There’s another thing that can cut costs dramatically. Health IT. Despite $19.2 billion in “sweet, sweet stimulus cash” as I called it, doctors and hospitals still don’t use technology effectively. Every doctor’s office still has a little bureaucracy in front of it, clerks who are involved in appointments, or billing functions that every other industry automated long ago. We tried the carrot. Time to get out the stick. If you’re not automating, you’re not getting paid.
The costs of care, in other words, can be cut dramatically. But we need to stop talking about “insurance,” simply because a huge industry developed, starting during World War II, to cover health as an employee benefit. This system became unaffordable a generation ago, yet still it continues, because policymakers still talk about “health insurance.”
By talking about health as something you can write a policy on, we have the present nonsense debate. For the last decade Republicans have been arguing that costs can be dramatically reduced if insurers can simply write policies that don’t cover people, for one reason or another. Maybe because the person was sick before. Maybe because the company doesn’t want to cover this or that, and one state or another allows it. This doesn’t mean people aren’t going to need that care. It simply shifts all the burden to the patient. Patients go bankrupt, but more important they die for lack of care. You want a nation divided between young, poor, sick people and rich, old heathy ones? Only if your name is Louis XIV. In a country spending 17% of its GDP on health care, this is ridiculous. Especially when other countries cover everyone, and don’t have these problems, while spending as little as one-half that – making them more competitive, and allowing people there to take home more of what they earn.
This complexity of contract languages can hit anyone, even someone with the “good insurance,” which we have. My wife is constantly getting bills from hospitals or clinics that didn’t go through her insurer before sending the bill, or that are billing for care they were already paid for. Thank got she is detail-oriented and a little OCD. ADD people like me are driven crazy by this crap.
The largest customer for health care in the world is the United States government. The cheapest care, on a per-patient basis, is provided by the Veterans Administration, which is a classic “single payer” plan akin to England’s National Health Service. They deal with our highest-risk patients, people who have gone through wars. The next cheapest form of care is Medicare and Medicaid, managed-care programs serving the poor and the aged. The most expensive form of health care in our system is private health insurance, which covers the least-risky portion of our population, working people aged 22-65 and their kids.

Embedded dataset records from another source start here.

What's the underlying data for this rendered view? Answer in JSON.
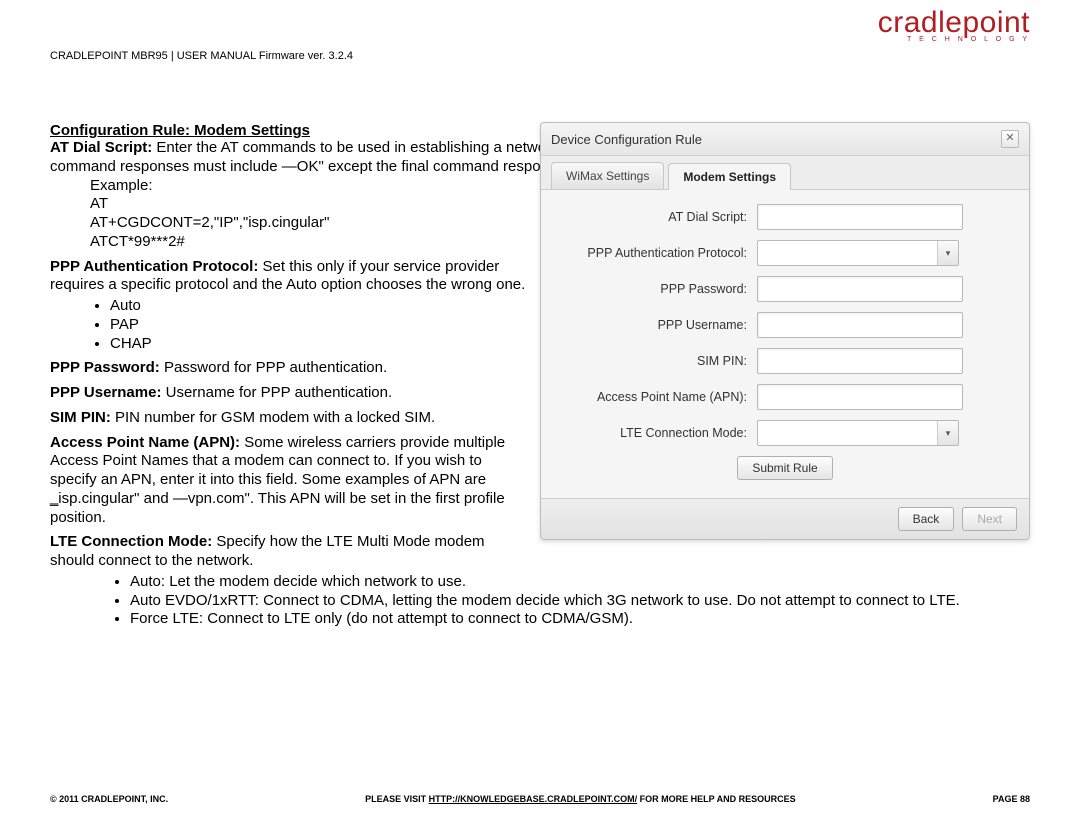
{
  "logo": {
    "main": "cradlepoint",
    "sub": "T E C H N O L O G Y"
  },
  "header": "CRADLEPOINT MBR95 | USER MANUAL Firmware ver. 3.2.4",
  "section_title": "Configuration Rule: Modem Settings",
  "p1_label": "AT Dial Script:",
  "p1_text": " Enter the AT commands to be used in establishing a network connection. Each command must be entered on a separate line. All command responses must include ―OK\" except the final command response, which must include ―CONECT\".",
  "example_lead": "Example:",
  "example_lines": [
    "AT",
    "AT+CGDCONT=2,\"IP\",\"isp.cingular\"",
    "ATCT*99***2#"
  ],
  "p2_label": "PPP Authentication Protocol:",
  "p2_text": " Set this only if your service provider requires a specific protocol and the Auto option chooses the wrong one.",
  "p2_list": [
    "Auto",
    "PAP",
    "CHAP"
  ],
  "p3_label": "PPP Password:",
  "p3_text": " Password for PPP authentication.",
  "p4_label": "PPP Username:",
  "p4_text": " Username for PPP authentication.",
  "p5_label": "SIM PIN:",
  "p5_text": " PIN number for GSM modem with a locked SIM.",
  "p6_label": "Access Point Name (APN):",
  "p6_text": " Some wireless carriers provide multiple Access Point Names that a modem can connect to. If you wish to specify an APN, enter it into this field. Some examples of APN are ‗isp.cingular\" and ―vpn.com\". This APN will be set in the first profile position.",
  "p7_label": "LTE Connection Mode:",
  "p7_text": " Specify how the LTE Multi Mode modem should connect to the network.",
  "p7_list": [
    "Auto: Let the modem decide which network to use.",
    "Auto EVDO/1xRTT: Connect to CDMA, letting the modem decide which 3G network to use. Do not attempt to connect to LTE.",
    "Force LTE: Connect to LTE only (do not attempt to connect to CDMA/GSM)."
  ],
  "dialog": {
    "title": "Device Configuration Rule",
    "tabs": [
      "WiMax Settings",
      "Modem Settings"
    ],
    "fields": {
      "at_dial": "AT Dial Script:",
      "ppp_auth": "PPP Authentication Protocol:",
      "ppp_pass": "PPP Password:",
      "ppp_user": "PPP Username:",
      "sim_pin": "SIM PIN:",
      "apn": "Access Point Name (APN):",
      "lte": "LTE Connection Mode:"
    },
    "submit": "Submit Rule",
    "back": "Back",
    "next": "Next"
  },
  "footer": {
    "left": "© 2011 CRADLEPOINT, INC.",
    "mid_pre": "PLEASE VISIT ",
    "link": "HTTP://KNOWLEDGEBASE.CRADLEPOINT.COM/",
    "mid_post": " FOR MORE HELP AND RESOURCES",
    "right": "PAGE 88"
  }
}
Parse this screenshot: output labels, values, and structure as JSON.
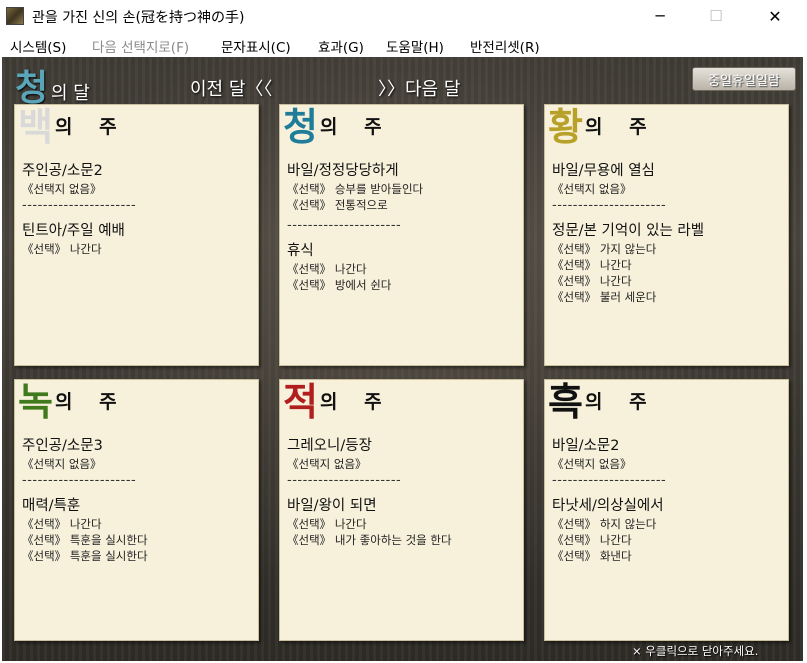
{
  "window": {
    "title": "관을 가진 신의 손(冠を持つ神の手)",
    "minimize_glyph": "─",
    "maximize_glyph": "☐",
    "close_glyph": "✕"
  },
  "menu": [
    {
      "label": "시스템(S)",
      "enabled": true
    },
    {
      "label": "다음 선택지로(F)",
      "enabled": false
    },
    {
      "label": "문자표시(C)",
      "enabled": true
    },
    {
      "label": "효과(G)",
      "enabled": true
    },
    {
      "label": "도움말(H)",
      "enabled": true
    },
    {
      "label": "반전리셋(R)",
      "enabled": true
    }
  ],
  "header": {
    "month_big": "청",
    "month_small": "의 달",
    "prev_month": "이전 달〈〈",
    "next_month": "〉〉다음 달",
    "holiday_list": "중일휴일일람"
  },
  "weeks": [
    {
      "glyph": "백",
      "glyph_color": "#d9d9d9",
      "suffix": "의 주",
      "events": [
        {
          "title": "주인공/소문2",
          "choices": [
            "《선택지 없음》"
          ]
        },
        {
          "title": "틴트아/주일 예배",
          "choices": [
            "《선택》 나간다"
          ]
        }
      ]
    },
    {
      "glyph": "청",
      "glyph_color": "#1f7d9a",
      "suffix": "의 주",
      "events": [
        {
          "title": "바일/정정당당하게",
          "choices": [
            "《선택》 승부를 받아들인다",
            "《선택》 전통적으로"
          ]
        },
        {
          "title": "휴식",
          "choices": [
            "《선택》 나간다",
            "《선택》 방에서 쉰다"
          ]
        }
      ]
    },
    {
      "glyph": "황",
      "glyph_color": "#b8a128",
      "suffix": "의 주",
      "events": [
        {
          "title": "바일/무용에 열심",
          "choices": [
            "《선택지 없음》"
          ]
        },
        {
          "title": "정문/본 기억이 있는 라벨",
          "choices": [
            "《선택》 가지 않는다",
            "《선택》 나간다",
            "《선택》 나간다",
            "《선택》 불러 세운다"
          ]
        }
      ]
    },
    {
      "glyph": "녹",
      "glyph_color": "#3f7a1c",
      "suffix": "의 주",
      "events": [
        {
          "title": "주인공/소문3",
          "choices": [
            "《선택지 없음》"
          ]
        },
        {
          "title": "매력/특훈",
          "choices": [
            "《선택》 나간다",
            "《선택》 특훈을 실시한다",
            "《선택》 특훈을 실시한다"
          ]
        }
      ]
    },
    {
      "glyph": "적",
      "glyph_color": "#b01e1e",
      "suffix": "의 주",
      "events": [
        {
          "title": "그레오니/등장",
          "choices": [
            "《선택지 없음》"
          ]
        },
        {
          "title": "바일/왕이 되면",
          "choices": [
            "《선택》 나간다",
            "《선택》 내가 좋아하는 것을 한다"
          ]
        }
      ]
    },
    {
      "glyph": "흑",
      "glyph_color": "#111111",
      "suffix": "의 주",
      "events": [
        {
          "title": "바일/소문2",
          "choices": [
            "《선택지 없음》"
          ]
        },
        {
          "title": "타낫세/의상실에서",
          "choices": [
            "《선택》 하지 않는다",
            "《선택》 나간다",
            "《선택》 화낸다"
          ]
        }
      ]
    }
  ],
  "separator_text": "----------------------",
  "footer_hint": "× 우클릭으로 닫아주세요."
}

It’s insane. And it’s time we talked honestly about it, because people are going bankrupt, even in Trumpistan. People are dying in droves in Trumpistan, and it’s going to get worse. People are dying everywhere, but Trumpistanis are more likely than people in TechLand to suffer chronic conditions or to have problems with addiction.
You want to blame Democrats when grandma gets kicked out of the nursing home next year? Good luck, but she’s still going to be sitting in front of your TV watching her “stories” instead of letting you see the sports.